- por Nilson Sousa
Por Adriana Aguiar — De São Paulo O Superior Tribunal de Justiça (STJ) poderá definir, por meio de recurso repetitivo, a discussão sobre a possibilidade de incidência da contribuição previdenciária patronal, Riscos Ambientais do Trabalho (RAT) e contribuições devidas a terceiros (como as do Sistema “S”) apenas sobre o valor líquido da folha de pagamentos das empresas – sem os valores retidos ou descontados dos empregados. Três processos representativos da controvérsia foram indicados à Corte pelo Tribunal Regional Federal da 4ª Região (TRF-4), com sede em Porto Alegre. Até agora, há apenas decisões da 1ª e da 2ª Turmas sobre o assunto, contrárias ao contribuinte (REsp 1956256 e REsp 1949888).
A discussão é importante porque as empresas pagam sobre a folha 20% de contribuição patronal, além de 1% a 3% de RAT e de 4,5% a 5,8% de contribuições devidas a terceiros, a depender do setor. Hoje, existem aproximadamente cinco mil ações sobre a tese no país, de acordo com a Procuradoria-Geral da Fazenda Nacional (PGFN). Nos processos, os contribuintes alegam que a intenção do legislador, com a edição da Lei do Plano de Custeio da Seguridade Social (nº 8.212, de 1991), foi a de que a contribuição previdenciária patronal incidisse sobre o valor líquido da folha de salários.
O impacto financeiro é significativo. Isso porque se pede que sejam excluídos da base de cálculo dessas contribuições patronais: os valores retidos ou descontados de vale-transporte, vale-refeição ou alimentação, plano de saúde, odontológico e farmácia, além de Imposto de Renda Retido na Fonte e contribuição previdenciária dos empregados. No TRF da 4ª Região, o posicionamento também é desfavorável ao contribuinte.
Ao receber o pedido de uma empresa do setor de couro para levar a discussão ao STJ, o vice-presidente da Corte, Fernando Quadros da Silva, decidiu afetar esse caso (processo nº 5023186-96.2021.4.04.7108/RS) e mais outros dois como representativos da controvérsia – que estão em segredo judicial (nº 5011877-14.2021.4.04.7000 e 5052681-58.2020.4.04.7000). Segundo o advogado que assessora a empresa do setor de couro no processo, Felipe Cornely, do Diehl & Cella Advogados, agora deve ser designado um relator para analisar se a questão será julgada por meio de recurso repetitivo.
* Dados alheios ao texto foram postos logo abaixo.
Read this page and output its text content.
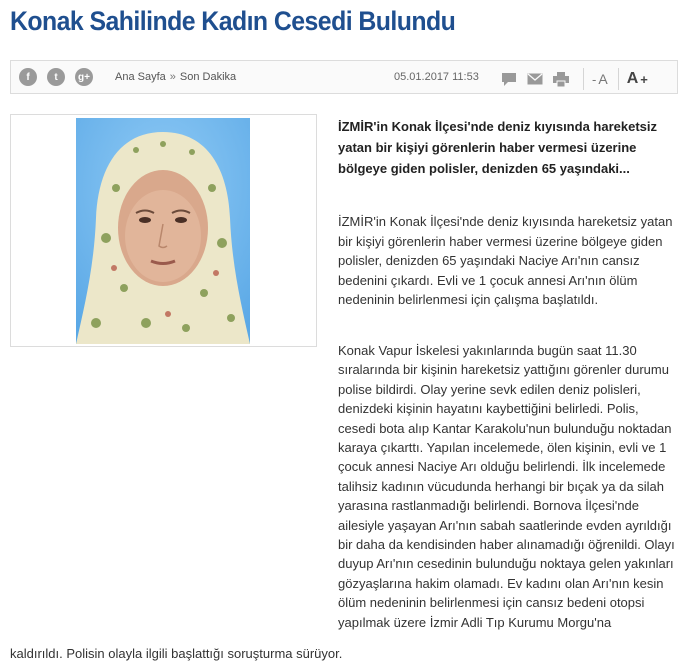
Konak Sahilinde Kadın Cesedi Bulundu
f	t	g+ Ana Sayfa » Son Dakika	05.01.2017 11:53	- A A +

İZMİR'in Konak İlçesi'nde deniz kıyısında hareketsiz yatan bir kişiyi görenlerin haber vermesi üzerine bölgeye giden polisler, denizden 65 yaşındaki...

İZMİR'in Konak İlçesi'nde deniz kıyısında hareketsiz yatan bir kişiyi görenlerin haber vermesi üzerine bölgeye giden polisler, denizden 65 yaşındaki Naciye Arı'nın cansız bedenini çıkardı. Evli ve 1 çocuk annesi Arı'nın ölüm nedeninin belirlenmesi için çalışma başlatıldı.

Konak Vapur İskelesi yakınlarında bugün saat 11.30 sıralarında bir kişinin hareketsiz yattığını görenler durumu polise bildirdi. Olay yerine sevk edilen deniz polisleri, denizdeki kişinin hayatını kaybettiğini belirledi. Polis, cesedi bota alıp Kantar Karakolu'nun bulunduğu noktadan karaya çıkarttı. Yapılan incelemede, ölen kişinin, evli ve 1 çocuk annesi Naciye Arı olduğu belirlendi. İlk incelemede talihsiz kadının vücudunda herhangi bir bıçak ya da silah yarasına rastlanmadığı belirlendi. Bornova İlçesi'nde ailesiyle yaşayan Arı'nın sabah saatlerinde evden ayrıldığı bir daha da kendisinden haber alınamadığı öğrenildi. Olayı duyup Arı'nın cesedinin bulunduğu noktaya gelen yakınları gözyaşlarına hakim olamadı. Ev kadını olan Arı'nın kesin ölüm nedeninin belirlenmesi için cansız bedeni otopsi yapılmak üzere İzmir Adli Tıp Kurumu Morgu'na

kaldırıldı. Polisin olayla ilgili başlattığı soruşturma sürüyor.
Para ele, seria uma “oportunidade para consolidar uma posição vinculante para todos os processos em tramitação no Brasil”. Por enquanto, afirma o advogado, existem apenas decisões esparsas no STJ. “Se for afetado como repetitivo, o STJ poderá ter um aprofundamento maior na discussão, reunir todos os envolvidos no debate e tentar pacificar o tema.” O advogado Gustavo Mitne, sócio do Balera, Berbel e Mitne Advogados, afirma que há uma confusão muito grande sobre o assunto e que não se trata de discutir salário líquido. Ele alega que deve entrar no cálculo das contribuições previdenciárias apenas o que for destinado a retribuir o trabalho, como prevê o artigo 195, inciso I, alínea a, da Constituição e o artigo 22, inciso I, da Lei nº 8.212, de 1991. Não seria o caso, segundo o advogado, dos valores descontados dos funcionários referentes a vale-transporte, alimentação e plano de saúde.
Em relação a planos de saúde e odontológico, acrescenta, ainda existe a argumentação de que a Lei nº 8.212, de 1991, estabelece que não incide contribuição previdenciária sobre esses valores (artigo 28, parágrafo 9º, alínea q). “Temos leis expressas dizendo que não incide contribuição previdenciária patronal para vale-transporte, vale-alimentação e coparticipação de planos de saúde”, diz o advogado. “Se não incide para a empresa, não poderia incidir nos valores pagos pelo empregado também, que é o hipossuficiente.” A estratégia do escritório tem sido discutir cada desconto em um processo para aprofundar o debate. A banca tem diversos processos a respeito, inclusive decisões favoráveis que transitaram em julgado (não cabe mais recurso) nos TRFs.
Na visão da Receita Federal, porém, esses valores fizeram parte da remuneração do trabalhador e não podem ser excluídos da base das contribuições, que é a folha de pagamentos. O entendimento está na Solução de Consulta nº 96, editada em junho de 2021 pela Coordenação-Geral de Tributação (Cosit), que orienta os fiscais do país. Esse mesmo posicionamento também já tinha sido alvo de outras soluções de consulta – as de nº 4, 35 e 313, todas de 2019, e a de nº 58, de 2020. Procurada pelo Valor, a Procuradoria-Geral da Fazenda Nacional não deu retorno até o fechamento da edição.